Of course, the most well-known of the French tale collections is that of Marguerite de Navarre, L'Heptaméron, published posthumously in 1558, although it had circulated in manuscript form for years. In this collection of seventy-two tales, the interplay between the tales and the tellers is critical. Following Boccaccio's lead, Marguerite strands a group of travelers in an abbey during a torrential storm; each day, the members of the group tell tales to pass the time until the bridge is rebuilt. However, in Marguerite's collection, the characters' commentary on the tales and the relationships that blossom during the conversations that link the tales together became just as, if not more, important than the tales themselves. Marguerite develops a distinct personality for each of her tellers and manipulates their interaction with great psychological insight. Her attention to the psychology of the characters heralds the birth of the novel, which is traditionally attributed, in the French tradition, to Madame de Lafayette's La Princesse de Clèves (1678), a novel set, ironically, in the sixteenth century at the end of the reign of Henri II.
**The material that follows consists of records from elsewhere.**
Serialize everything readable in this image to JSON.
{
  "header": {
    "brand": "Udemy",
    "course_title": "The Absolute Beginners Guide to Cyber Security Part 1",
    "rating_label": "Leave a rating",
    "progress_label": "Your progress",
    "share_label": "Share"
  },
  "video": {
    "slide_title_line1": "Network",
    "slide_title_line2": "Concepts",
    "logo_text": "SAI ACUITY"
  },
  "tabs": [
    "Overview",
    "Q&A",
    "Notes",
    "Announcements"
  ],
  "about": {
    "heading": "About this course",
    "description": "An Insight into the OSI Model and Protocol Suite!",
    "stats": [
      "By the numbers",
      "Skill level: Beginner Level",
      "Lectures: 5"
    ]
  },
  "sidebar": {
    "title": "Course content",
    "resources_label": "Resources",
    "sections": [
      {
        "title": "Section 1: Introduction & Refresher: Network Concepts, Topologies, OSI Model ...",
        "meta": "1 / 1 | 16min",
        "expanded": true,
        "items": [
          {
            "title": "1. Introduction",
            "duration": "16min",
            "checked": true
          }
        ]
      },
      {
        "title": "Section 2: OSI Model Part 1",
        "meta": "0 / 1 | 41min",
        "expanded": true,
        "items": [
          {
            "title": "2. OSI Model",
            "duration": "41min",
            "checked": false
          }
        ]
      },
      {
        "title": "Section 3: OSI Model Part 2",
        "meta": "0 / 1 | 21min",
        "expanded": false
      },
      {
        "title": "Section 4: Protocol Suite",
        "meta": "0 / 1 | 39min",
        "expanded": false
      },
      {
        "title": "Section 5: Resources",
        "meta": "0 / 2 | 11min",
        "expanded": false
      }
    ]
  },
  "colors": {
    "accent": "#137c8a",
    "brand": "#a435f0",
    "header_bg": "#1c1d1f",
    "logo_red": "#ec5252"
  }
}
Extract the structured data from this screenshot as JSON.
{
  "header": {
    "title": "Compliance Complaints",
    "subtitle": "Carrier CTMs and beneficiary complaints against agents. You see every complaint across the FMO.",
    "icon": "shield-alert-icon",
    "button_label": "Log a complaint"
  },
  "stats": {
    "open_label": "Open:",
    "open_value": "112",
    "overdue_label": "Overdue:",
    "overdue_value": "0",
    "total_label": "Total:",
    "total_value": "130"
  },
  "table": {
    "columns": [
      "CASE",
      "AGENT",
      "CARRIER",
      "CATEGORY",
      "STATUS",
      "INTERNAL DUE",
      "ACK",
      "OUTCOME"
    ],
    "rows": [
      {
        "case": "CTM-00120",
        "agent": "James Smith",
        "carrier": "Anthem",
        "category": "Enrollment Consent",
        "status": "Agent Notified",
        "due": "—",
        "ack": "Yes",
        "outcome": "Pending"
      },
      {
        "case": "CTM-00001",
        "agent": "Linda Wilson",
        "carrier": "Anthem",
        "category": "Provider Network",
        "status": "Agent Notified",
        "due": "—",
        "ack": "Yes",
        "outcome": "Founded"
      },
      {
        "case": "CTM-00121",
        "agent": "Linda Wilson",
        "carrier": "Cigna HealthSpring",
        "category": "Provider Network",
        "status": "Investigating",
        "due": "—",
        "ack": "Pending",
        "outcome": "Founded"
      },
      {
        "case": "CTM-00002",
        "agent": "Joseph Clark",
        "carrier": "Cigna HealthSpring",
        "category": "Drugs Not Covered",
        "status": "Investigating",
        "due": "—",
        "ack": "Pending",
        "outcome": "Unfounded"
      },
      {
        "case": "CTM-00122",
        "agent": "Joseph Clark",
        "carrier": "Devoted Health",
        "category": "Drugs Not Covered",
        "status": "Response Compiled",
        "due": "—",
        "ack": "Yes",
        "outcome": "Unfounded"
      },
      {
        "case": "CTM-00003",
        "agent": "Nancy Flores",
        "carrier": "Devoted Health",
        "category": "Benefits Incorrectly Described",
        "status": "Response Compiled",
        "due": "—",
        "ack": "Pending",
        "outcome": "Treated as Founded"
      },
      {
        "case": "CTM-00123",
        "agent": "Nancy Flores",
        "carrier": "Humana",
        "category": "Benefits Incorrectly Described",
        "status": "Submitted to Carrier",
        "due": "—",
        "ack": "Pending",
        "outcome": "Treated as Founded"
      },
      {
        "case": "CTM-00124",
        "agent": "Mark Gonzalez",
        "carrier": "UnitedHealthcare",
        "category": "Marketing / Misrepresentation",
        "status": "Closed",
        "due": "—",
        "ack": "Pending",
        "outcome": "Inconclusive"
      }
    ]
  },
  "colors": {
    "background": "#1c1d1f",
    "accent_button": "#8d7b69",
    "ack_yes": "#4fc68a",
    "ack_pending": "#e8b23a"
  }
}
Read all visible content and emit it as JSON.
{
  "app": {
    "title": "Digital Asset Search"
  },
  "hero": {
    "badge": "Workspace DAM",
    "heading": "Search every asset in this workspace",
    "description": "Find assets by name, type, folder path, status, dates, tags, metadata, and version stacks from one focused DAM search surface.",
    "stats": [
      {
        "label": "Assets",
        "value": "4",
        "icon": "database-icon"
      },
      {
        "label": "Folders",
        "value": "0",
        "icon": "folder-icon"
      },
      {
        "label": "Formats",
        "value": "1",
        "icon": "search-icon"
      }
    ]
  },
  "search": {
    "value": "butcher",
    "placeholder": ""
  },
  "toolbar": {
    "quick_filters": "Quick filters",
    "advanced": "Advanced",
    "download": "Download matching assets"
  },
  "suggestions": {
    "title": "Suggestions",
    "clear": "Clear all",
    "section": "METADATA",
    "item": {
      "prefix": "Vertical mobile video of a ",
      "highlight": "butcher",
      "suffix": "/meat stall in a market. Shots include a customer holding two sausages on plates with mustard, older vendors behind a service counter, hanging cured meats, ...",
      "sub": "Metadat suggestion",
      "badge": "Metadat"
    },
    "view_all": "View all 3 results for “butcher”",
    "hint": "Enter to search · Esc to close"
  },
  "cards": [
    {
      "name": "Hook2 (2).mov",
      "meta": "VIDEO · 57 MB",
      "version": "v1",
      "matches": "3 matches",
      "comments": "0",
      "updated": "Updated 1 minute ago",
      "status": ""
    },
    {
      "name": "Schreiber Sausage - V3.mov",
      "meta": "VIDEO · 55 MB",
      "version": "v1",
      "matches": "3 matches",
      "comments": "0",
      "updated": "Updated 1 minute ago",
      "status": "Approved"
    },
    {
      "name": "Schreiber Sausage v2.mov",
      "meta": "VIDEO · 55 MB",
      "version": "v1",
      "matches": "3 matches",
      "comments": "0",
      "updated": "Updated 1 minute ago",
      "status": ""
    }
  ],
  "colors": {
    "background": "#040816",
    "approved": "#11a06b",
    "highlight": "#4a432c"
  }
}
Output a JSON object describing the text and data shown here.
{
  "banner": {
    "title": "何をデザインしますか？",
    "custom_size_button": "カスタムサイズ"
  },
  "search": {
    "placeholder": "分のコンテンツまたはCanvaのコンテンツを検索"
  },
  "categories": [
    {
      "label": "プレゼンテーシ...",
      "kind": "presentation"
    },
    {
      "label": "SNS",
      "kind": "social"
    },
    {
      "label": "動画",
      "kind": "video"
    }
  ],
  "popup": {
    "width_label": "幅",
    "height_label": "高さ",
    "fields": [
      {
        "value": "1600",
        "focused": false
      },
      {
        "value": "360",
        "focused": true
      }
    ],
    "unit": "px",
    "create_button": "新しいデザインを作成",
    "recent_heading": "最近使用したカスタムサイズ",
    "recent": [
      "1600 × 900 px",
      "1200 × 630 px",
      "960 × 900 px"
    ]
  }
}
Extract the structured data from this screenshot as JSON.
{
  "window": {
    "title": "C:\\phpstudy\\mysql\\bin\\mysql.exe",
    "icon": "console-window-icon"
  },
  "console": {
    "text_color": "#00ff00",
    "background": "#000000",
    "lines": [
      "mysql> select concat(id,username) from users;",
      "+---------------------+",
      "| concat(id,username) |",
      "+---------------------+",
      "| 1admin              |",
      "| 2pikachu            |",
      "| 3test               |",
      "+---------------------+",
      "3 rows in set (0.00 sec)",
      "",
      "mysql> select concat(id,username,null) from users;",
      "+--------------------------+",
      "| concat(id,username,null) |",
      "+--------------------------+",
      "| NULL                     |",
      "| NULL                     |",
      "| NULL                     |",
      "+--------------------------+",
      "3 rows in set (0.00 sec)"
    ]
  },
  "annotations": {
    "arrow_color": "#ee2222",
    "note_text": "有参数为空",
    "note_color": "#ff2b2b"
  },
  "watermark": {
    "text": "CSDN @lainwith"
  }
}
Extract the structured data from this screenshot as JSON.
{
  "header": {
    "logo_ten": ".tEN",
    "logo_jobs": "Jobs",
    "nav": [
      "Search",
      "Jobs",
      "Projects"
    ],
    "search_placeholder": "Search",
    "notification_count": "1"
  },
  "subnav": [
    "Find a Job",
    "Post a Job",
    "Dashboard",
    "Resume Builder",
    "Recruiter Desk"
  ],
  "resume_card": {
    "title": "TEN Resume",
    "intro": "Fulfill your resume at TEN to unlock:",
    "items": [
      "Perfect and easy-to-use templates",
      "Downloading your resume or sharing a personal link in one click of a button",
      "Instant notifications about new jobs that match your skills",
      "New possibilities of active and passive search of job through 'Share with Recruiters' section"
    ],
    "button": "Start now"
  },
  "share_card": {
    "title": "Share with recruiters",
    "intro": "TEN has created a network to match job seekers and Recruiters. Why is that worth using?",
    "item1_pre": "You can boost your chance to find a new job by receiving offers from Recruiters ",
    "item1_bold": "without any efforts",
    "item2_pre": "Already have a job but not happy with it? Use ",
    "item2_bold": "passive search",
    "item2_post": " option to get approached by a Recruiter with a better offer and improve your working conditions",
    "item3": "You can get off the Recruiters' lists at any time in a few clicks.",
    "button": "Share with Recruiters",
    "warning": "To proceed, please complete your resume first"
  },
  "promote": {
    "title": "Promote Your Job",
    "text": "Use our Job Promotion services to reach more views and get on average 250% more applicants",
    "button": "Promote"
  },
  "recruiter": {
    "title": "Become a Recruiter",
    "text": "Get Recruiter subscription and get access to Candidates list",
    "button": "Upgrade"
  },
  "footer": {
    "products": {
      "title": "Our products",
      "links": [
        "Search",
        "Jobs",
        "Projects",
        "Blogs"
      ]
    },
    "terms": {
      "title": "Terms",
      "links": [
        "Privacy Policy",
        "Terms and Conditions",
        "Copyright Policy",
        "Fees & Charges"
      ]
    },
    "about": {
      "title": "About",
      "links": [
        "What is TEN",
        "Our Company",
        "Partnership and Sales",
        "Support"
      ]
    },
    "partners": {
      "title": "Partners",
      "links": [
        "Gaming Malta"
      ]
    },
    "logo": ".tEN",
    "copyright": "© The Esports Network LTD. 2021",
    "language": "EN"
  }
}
I love the fact that the first French novel is an historical one.

7 comments:

Danja said...

What a fascinating post! Decameron is a favorite of mine as far as early prose goes. I read it many times. I am definitely going to try to get my hands on paper copies of L'Heptaméron and Princesse de Clèves.

Catherine Delors said...

Fascinating, Julianne!

La Princesse de Cleves is certainly the first psychological novel in French. To me the earliest novel is Apuleius's Golden Ass, which I studied for my high school Latin, and couldn't resist including in my own second novel.

Ah, novels...

lucyp said...

Fascinating! But I'd put the first novel, using your definition, back in the thirteenth century, when Ramon Llull wrote Blaquerna in Catalan.

Julianne Douglas said...

I'm glad you found this interesting. Thanks for mentioning Blaquerna, Lucy--I'm not familiar with that work. I wasn't claiming LPdeC to be the first novel ever, but the first in French. Is Blaquerna considered part of the French canon, like the works of the trobadours?

lucyp said...

No, not at all --- I just thought as a literary person, you might be interested to hear of an early novel that has been pretty much forgotten outside Spain. It may help to explain, for instance, DonQuixote, which is also often described as the earliest novel.

Shauna Roberts said...

Very interesting post! I was unfamiliar with most of these authors, even though I love folk tale collections.

Julygirl said...

I, also thought of Cervantes "Don Quixote". Wherever it ranks in the list of early novel forms, I have read that it ranks as the most 'perfect' novel in terms of form.